Uganda Halts Search for Landslide Survivors

Posted June 26th, 2012 at 5:15 pm (UTC-5)
Leave a comment

Although scores of people remain missing, Ugandan authorities have called off a search for survivors from a landslide that struck the eastern Mount Elgon area Monday, killing at least 18 people.

Uganda's minister for disaster relief, Stephen Malinga, said there is “no hope of finding any more survivors.”

He said workers, joined by the Ugandan army, are now focused on recovering bodies and providing assistance for more than 200 people displaced by the disaster.

The landslides in the mountainous area, which is particularly prone to such disasters, were triggered by days of heavy rain. A similar disaster killed around 365 people in 2010.

The government warned more areas may be affected if the rains continue.

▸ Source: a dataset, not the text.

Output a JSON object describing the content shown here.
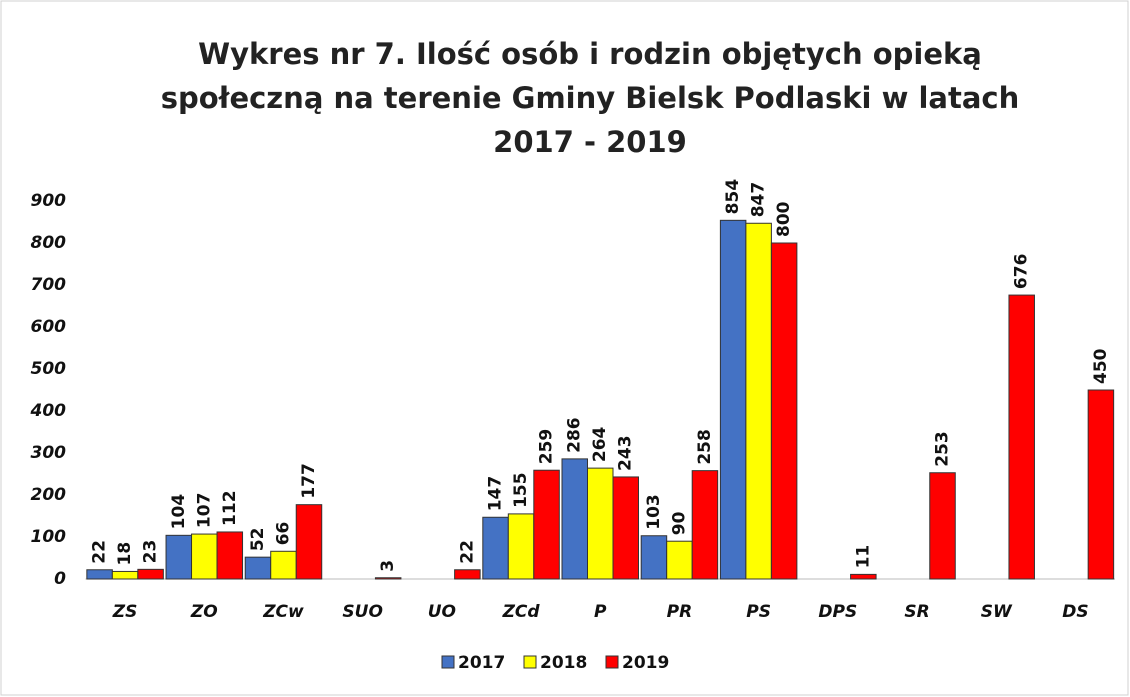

Malinga said residents had seen cracks in the ground and heard loud sounds of the earth moving Sunday night, but did not report the warning signs to authorities.

Issa Aliga, a reporter with the Uganda Daily Monitor, told VOA that villagers resisted government efforts to relocate them after the 2010 event.

“They say that they have been staying in this area for a long time and they refused to go by the government's idea because the people here are cultivators and they grow coffee. But in the areas where the government wanted to relocate them is a cattle area where people practice pasturing.”

Doctor Mary Goretti Kitutu, with the environment management agency, said the clay-rich soil in Mount Elgon area retains water after the rains, creating ideal conditions for landslides.

She said overpopulation has also contributed to land degradation, as residents clear the hillside forests for firewood and farming. Kitutu added that “without those complex root systems to hold the earth in place landslides are inevitable.”